Signature is a leading global fixed-base operator (“FBO”) network for business and general aviation (“B&GA”) travelers and provides premium, full-service flight support, including fuel and non-fuel services, ground handling and technical support for passengers, crew and aircraft. Signature serves customers at more than 360 FBO locations covering key markets in North America, Europe, South America, the Caribbean, Africa and Asia. Following the sale of Ontic on October 31, 2019 and with the ongoing process to sell its engine repair and overhaul business, the Board of Directors of Signature elected to rename the group from BBA Aviation plc to Signature Aviation plc to better align it with its most significant brand in its core market.

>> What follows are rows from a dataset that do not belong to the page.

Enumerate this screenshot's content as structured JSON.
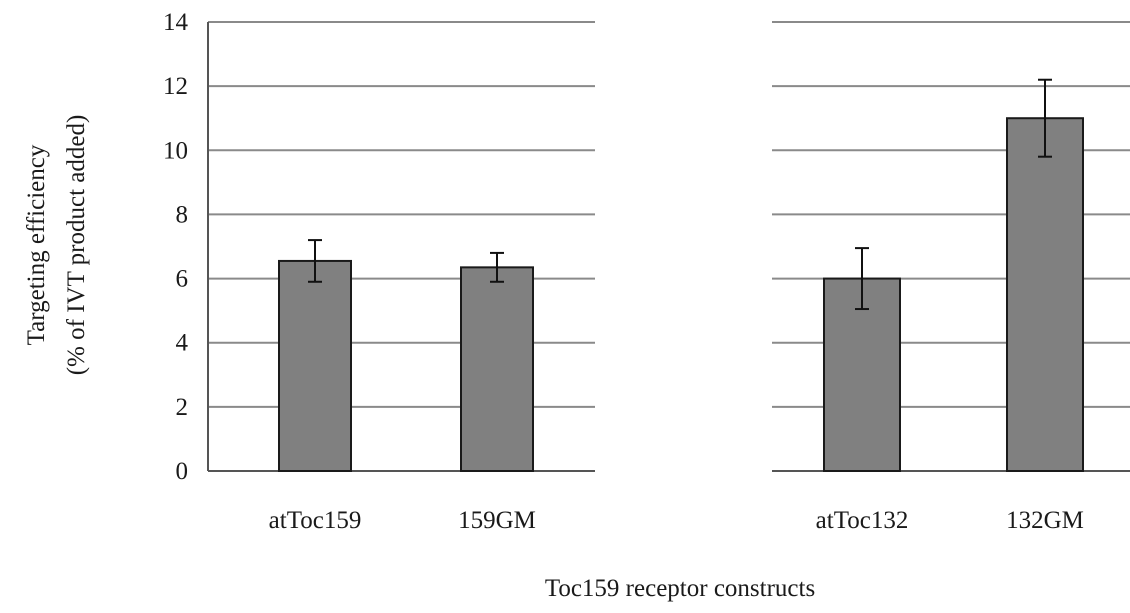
{
  "chart_data": {
    "type": "bar",
    "title": "",
    "xlabel": "Toc159 receptor constructs",
    "ylabel_line1": "Targeting efficiency",
    "ylabel_line2": "(% of IVT product added)",
    "ylim": [
      0,
      14
    ],
    "yticks": [
      0,
      2,
      4,
      6,
      8,
      10,
      12,
      14
    ],
    "grid": true,
    "bar_color": "#808080",
    "bar_edge_color": "#1a1a1a",
    "grid_color": "#8a8a8a",
    "groups": [
      {
        "categories": [
          "atToc159",
          "159GM"
        ],
        "values": [
          6.55,
          6.35
        ],
        "errors": [
          0.65,
          0.45
        ]
      },
      {
        "categories": [
          "atToc132",
          "132GM"
        ],
        "values": [
          6.0,
          11.0
        ],
        "errors": [
          0.95,
          1.2
        ]
      }
    ]
  }
}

Complementary to the core Signature Flight Support FBO business, Signature also comprises EPIC and TECHNICAir. EPIC provides fuel and fuel related services at FBOs across North America including fuel purchasing cards and transaction processing. TECHNICAir provides aircraft maintenance, repair and overhaul with locations throughout the United States and Europe, specialising in small to mid-size, turbine-powered business aircraft.

Signature is listed on the London Stock Exchange. Signature is a public limited company incorporated under the laws of England and Wales and is registered under company number 53688. Signature’s registered office is located at 105 Wigmore Street, London, W1U 1QY, England.

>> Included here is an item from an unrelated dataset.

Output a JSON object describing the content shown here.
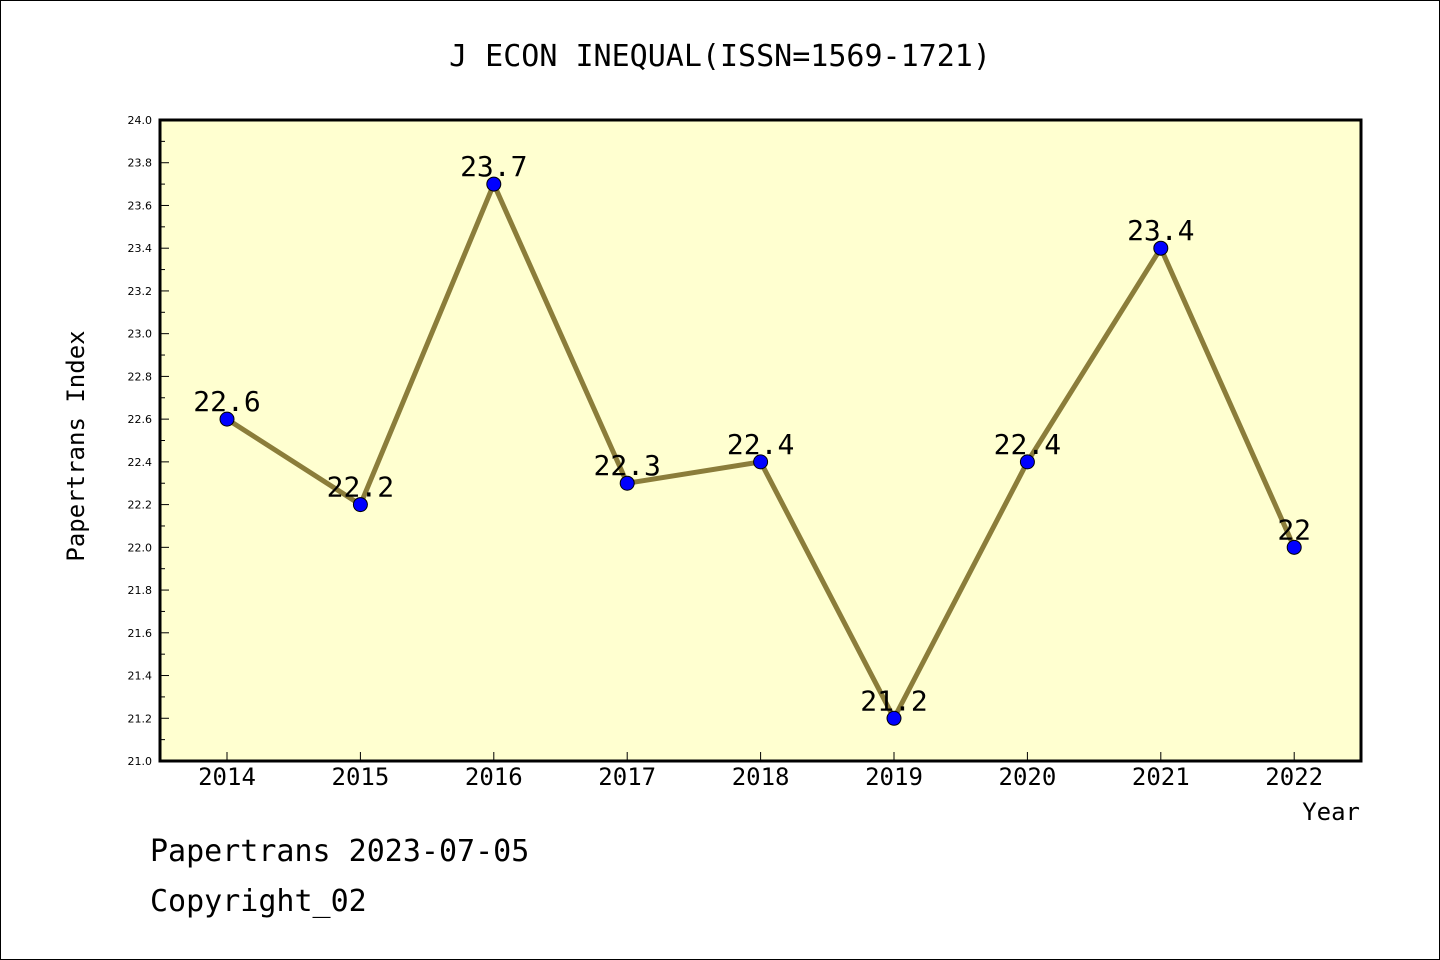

The Issuer is a wholly-owned subsidiary of Signature and is the issuer of the Notes.

Forward-Looking Statements

This press release contains forward-looking statements within the meaning of applicable federal securities laws.  The forward-looking statements include, without limitation, statements concerning the Tender Offer and Consent Solicitation and the Acquisition.  Forward-looking statements are prospective in nature and are not based on historical facts, but rather on current expectations and projections of the management of the Issuer, Signature and Bidco about future events, and are therefore subject to risks and uncertainties which could cause actual results to differ materially from the future results expressed or implied by the forward-looking statements. You should not place undue reliance on forward-looking statements as a prediction of actual results.  The Issuer, Signature and Bidco expressly disclaim any obligation or undertaking to release publicly any updates or revisions to any forward-looking statements to reflect any change in expectations or events, conditions or circumstances on which any such statements are based. You should also read “Cautionary Statement Regarding Forward-Looking Statements” in the Consent Solicitation Statement.